Wat doen vleermuizen in huizen?
Bevallen… De vrouwtjes verzamelen zich in kraamkolonies terwijl de mannetjes rustig op zichzelf, dus niet in groep, ergens meestal in een holle boom verblijven. Een vleermuizenwijfje krijgt jaarlijks één jong. Dat hangt natuurlijk samen met de vliegende levenswijze van deze zoogdiertjes: een drieling weegt te zwaar om nog te kunnen vliegen. Ter compensatie van deze zeer trage voortplanting (zeker in vergelijking met de ‘gewone’ muizen) worden vleermuizen dan weer zeer oud: soms tot twintig jaar en ouder. Gewoonlijk worden de jongen van de dwergvleermuis in juni geboren, en op drie weken tijd zijn ze volledig ontwikkeld. Op dat moment verlaten de moedervleermuizen de kolonie om op zoek te gaan naar mannetjes om mee te paren. De jongen kunnen nu voor zichzelf zorgen maar blijven nog wel enige tijd in de kolonie omwille van de warmteregulatie. In een warme zomer valt de kolonie sneller uit elkaar dan in een regenachtige zomer. In september kan je ervan uitgaan dat de kolonies verlaten zijn. Slapen… De vleermuizen brengen de tijd in huizen vooral slapend door. Overdag slapen ze en bij het invallen van de duisternis vertrekken ze op jacht.
Hoeveel vleermuizen zitten er op één plaats?
De kolonies bestaan gewoonlijk uit een twintig tot honderd vrouwtjes. Je kan ze tellen door bij valavond de uitvliegopening te zoeken. Eén voor één verlaten de vleermuizen dan hun schuilplaats om op jacht te vertrekken terwijl de jongen achterblijven in de kolonie.
Brengen vleermuizen schade toe?
In principe zijn vleermuizen onschadelijk – het zijn geen knaagdieren, dus ze knagen nergens aan. Als insecteneters is hun gebit daar immers niet op voorzien – in tegenstelling tot vogels maken vleermuizen geen nesten en brengen dus geen nestmateriaal naar binnen – de mest die vleermuizen produceren bestaat uit onverteerbare resten van insectenpantsers.
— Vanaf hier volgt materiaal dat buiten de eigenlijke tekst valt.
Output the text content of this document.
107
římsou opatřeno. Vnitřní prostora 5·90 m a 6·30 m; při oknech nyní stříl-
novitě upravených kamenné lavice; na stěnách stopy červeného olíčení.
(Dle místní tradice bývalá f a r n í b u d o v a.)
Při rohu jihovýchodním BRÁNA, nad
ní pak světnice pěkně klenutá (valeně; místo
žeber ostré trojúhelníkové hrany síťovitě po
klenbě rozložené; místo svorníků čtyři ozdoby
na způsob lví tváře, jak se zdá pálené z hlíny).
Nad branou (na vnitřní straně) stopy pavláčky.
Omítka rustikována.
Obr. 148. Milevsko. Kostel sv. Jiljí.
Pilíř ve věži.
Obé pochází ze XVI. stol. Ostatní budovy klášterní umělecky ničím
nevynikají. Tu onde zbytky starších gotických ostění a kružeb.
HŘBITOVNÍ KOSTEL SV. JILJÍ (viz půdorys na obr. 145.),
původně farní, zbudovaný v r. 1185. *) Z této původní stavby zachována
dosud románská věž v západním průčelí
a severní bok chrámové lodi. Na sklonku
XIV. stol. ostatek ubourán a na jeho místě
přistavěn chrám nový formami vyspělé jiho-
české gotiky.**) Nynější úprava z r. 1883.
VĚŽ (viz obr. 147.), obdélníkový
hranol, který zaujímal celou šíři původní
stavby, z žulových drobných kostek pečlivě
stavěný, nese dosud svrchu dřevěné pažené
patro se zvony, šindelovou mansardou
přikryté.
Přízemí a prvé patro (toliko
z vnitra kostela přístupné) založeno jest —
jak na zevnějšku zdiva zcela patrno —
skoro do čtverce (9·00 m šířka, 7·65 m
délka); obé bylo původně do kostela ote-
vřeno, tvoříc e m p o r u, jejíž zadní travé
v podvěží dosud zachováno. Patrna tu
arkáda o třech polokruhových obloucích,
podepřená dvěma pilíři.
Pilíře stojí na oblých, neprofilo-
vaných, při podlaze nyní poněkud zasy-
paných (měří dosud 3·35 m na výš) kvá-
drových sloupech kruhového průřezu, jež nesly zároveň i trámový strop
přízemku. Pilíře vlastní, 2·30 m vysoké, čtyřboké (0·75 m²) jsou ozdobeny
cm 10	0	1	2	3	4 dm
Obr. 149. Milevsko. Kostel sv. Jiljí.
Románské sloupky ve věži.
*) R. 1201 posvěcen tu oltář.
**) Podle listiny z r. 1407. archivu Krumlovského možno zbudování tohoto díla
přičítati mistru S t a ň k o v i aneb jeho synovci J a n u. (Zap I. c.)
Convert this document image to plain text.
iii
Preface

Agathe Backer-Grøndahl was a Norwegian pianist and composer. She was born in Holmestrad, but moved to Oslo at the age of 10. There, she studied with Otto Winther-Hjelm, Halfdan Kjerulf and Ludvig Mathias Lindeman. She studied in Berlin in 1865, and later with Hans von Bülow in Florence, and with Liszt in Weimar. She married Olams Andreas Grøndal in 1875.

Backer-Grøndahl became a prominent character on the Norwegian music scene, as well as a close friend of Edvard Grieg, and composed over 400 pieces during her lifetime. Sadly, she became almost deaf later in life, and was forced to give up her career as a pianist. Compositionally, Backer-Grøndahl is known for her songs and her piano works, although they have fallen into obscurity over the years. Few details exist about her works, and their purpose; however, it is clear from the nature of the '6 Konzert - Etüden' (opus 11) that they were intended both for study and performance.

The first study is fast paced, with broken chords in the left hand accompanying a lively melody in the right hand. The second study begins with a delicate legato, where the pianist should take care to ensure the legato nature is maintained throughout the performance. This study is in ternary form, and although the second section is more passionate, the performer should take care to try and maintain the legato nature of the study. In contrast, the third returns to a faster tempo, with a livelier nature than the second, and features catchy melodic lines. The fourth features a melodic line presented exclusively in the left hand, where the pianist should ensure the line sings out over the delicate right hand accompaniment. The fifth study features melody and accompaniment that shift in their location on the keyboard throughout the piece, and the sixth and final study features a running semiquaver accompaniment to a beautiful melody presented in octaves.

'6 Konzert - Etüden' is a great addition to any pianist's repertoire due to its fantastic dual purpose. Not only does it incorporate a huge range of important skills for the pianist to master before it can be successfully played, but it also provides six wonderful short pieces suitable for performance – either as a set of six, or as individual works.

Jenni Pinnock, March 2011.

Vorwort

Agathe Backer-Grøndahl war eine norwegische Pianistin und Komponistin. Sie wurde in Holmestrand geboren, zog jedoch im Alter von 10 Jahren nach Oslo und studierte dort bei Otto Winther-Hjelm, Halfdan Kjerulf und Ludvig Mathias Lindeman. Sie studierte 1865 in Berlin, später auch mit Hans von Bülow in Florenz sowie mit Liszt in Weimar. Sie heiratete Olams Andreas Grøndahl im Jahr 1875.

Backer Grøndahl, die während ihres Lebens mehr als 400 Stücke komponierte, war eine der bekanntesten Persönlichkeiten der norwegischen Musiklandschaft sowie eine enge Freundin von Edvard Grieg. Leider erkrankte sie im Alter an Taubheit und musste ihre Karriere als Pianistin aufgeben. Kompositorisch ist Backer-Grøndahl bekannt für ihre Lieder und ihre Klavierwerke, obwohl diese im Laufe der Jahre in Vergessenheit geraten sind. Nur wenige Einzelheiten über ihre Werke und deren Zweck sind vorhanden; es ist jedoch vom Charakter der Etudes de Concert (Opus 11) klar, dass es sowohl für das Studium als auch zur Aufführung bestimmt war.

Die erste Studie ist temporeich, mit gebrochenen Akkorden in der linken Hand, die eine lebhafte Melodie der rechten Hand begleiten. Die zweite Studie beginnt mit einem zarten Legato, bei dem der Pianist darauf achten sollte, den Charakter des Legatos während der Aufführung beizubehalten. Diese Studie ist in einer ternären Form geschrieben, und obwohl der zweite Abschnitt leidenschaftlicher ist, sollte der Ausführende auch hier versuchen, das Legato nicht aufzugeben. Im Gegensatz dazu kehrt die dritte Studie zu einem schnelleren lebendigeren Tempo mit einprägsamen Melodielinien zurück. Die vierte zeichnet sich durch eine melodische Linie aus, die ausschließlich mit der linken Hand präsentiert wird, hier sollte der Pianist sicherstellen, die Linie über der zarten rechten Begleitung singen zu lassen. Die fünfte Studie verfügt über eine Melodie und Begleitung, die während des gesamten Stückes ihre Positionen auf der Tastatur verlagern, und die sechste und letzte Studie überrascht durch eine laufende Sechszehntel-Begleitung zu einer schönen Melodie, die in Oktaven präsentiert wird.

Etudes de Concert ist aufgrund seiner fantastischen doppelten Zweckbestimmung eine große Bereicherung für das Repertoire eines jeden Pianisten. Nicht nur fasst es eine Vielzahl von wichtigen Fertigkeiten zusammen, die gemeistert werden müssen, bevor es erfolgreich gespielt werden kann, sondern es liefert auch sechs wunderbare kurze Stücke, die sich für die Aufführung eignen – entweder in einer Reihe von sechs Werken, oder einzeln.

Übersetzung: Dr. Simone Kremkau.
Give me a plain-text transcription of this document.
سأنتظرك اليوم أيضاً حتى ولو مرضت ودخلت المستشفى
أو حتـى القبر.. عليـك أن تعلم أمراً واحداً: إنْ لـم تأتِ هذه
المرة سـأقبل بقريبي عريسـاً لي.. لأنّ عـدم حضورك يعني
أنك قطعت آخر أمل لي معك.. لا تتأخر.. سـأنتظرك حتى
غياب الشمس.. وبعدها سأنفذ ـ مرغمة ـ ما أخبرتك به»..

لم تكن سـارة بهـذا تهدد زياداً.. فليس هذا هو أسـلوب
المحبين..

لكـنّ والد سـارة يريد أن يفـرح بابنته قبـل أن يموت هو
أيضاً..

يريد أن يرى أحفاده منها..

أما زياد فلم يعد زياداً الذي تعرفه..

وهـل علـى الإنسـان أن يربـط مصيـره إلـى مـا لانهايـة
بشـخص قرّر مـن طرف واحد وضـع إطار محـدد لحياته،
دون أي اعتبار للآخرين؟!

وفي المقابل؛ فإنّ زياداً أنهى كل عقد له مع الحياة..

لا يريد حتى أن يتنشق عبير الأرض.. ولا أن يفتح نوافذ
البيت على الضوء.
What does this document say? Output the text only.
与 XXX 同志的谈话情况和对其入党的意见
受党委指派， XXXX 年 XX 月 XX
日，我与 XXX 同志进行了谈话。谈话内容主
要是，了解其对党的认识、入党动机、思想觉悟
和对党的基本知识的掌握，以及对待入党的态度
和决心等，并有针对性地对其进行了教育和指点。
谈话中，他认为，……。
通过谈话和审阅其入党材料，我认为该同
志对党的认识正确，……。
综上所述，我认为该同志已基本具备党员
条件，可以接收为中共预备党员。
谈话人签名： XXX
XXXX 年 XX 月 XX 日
Dit is volledig droog en verspreidt geen stank. Meestal valt de mest in de spouwmuur, waar het absoluut geen kwaad kan. Het werkt zelfs isolerend! Valt de mest op de drempel of vensterbank (bijvoorbeeld als de vleermuizen zich in een rolluikkast hebben gevestigd) dan is het mogelijk om een plankje aan te brengen onder de invliegopening om daarop de keuteltjes op te vangen.
Vleermuizen zijn beschermd
Alle inheemse vleermuizensoorten (een 18-tal) zijn beschermd: ze mogen niet worden verstoord, verjaagd, aangeraakt, vervoerd of gedood. Ook hun verblijfplaatsen mogen niet worden verstoord. Wil je vleermuizen de toegang tot je woning ontzeggen, wacht dan tot in het najaar wanneer ze vanzelf vertrekken. Sluit dan alle mogelijke openingen aan de dakrand af met isolatieschuim of siliconen. Als vleermuizen in een rolluikkast verblijven, dan is het mogelijk om borstels aan te brengen aan de sleuf.